Le communiqué publié par la Cnil pour annoncer la mise en demeure du ministère de l’Enseignement supérieur, de la Recherche et de l’Innovation somme ce dernier de “cesser de prendre des décisions concernant des personnes sur le seul fondement d’un algorithme et de faire preuve de plus de transparence dans son utilisation”. En premier lieu, elle déplore le manque “d’intervention humaine” dans le processus de sélection par seul algorithme. Elle ajoute également que “l’information des candidats sur le portail est insuffisante”, concernant le fonctionnement de l’algorithme ainsi que le mode de traitement des données des candidats.

Le rapport précise également que cette décision a été prise après que la présidente de la Cnil a “diligenté” des contrôles pour vérifier la conformité du dispositif à la loi relative à l’informatique, aux fichiers et aux libertés. Ces contrôles ont donc révélé “plusieurs manquements aux règles gouvernant la protection des données personnelles”.

3 700 bacheliers sont encore sans affectation

La Cnil a tenu à rappeler que cette mise en demeure n’est pas une “sanction”. Néanmoins, le ministère a désormais trois mois pour “se mettre en conformité avec la loi” et le cas échéant, “aucune suite ne sera donnée à cette procédure”. À l’inverse, si le ministère ne respecte pas le délai, la présidente de la Cnil pourra “désigner un rapporteur” afin qu’il rédige des conclusions qui pourront, cette fois, donner lieu à une sanction.
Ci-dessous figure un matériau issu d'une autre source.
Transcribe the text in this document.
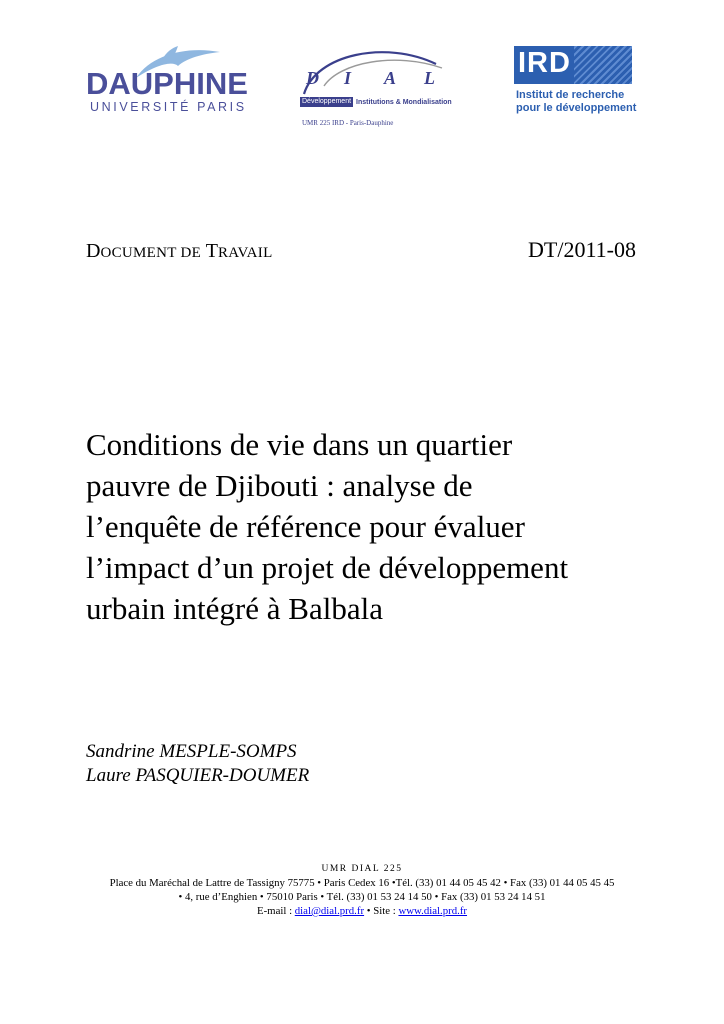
DAUPHINE
UNIVERSITÉ PARIS
D I A L
Développement Institutions & Mondialisation
UMR 225 IRD - Paris-Dauphine
IRD
Institut de recherche
pour le développement
DOCUMENT DE TRAVAIL	DT/2011-08
Conditions de vie dans un quartier
pauvre de Djibouti : analyse de
l’enquête de référence pour évaluer
l’impact d’un projet de développement
urbain intégré à Balbala
Sandrine MESPLE-SOMPS
Laure PASQUIER-DOUMER
UMR DIAL 225
Place du Maréchal de Lattre de Tassigny 75775 • Paris Cedex 16 •Tél. (33) 01 44 05 45 42 • Fax (33) 01 44 05 45 45
• 4, rue d’Enghien • 75010 Paris • Tél. (33) 01 53 24 14 50 • Fax (33) 01 53 24 14 51
E-mail : dial@dial.prd.fr • Site : www.dial.prd.fr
La plateforme admission post-Bac (APB) est remise en cause depuis plusieurs années et les lacunes de ce mode de sélection sont régulièrement pointées du doigt. Mi-juillet 2017, ce sont quelque 87 000 bacheliers qui se sont retrouvés sans affectation et, d’après le Huffington Post, le 26 septembre, 3 700 d’entre eux attendaient encore. Le 3 septembre dernier, la ministre de l’Enseignement supérieur, Frédérique Vidal, avait annoncé la fin de la plateforme en ligne, évoquant un “énorme gâchis” et un système “à bout de souffle”.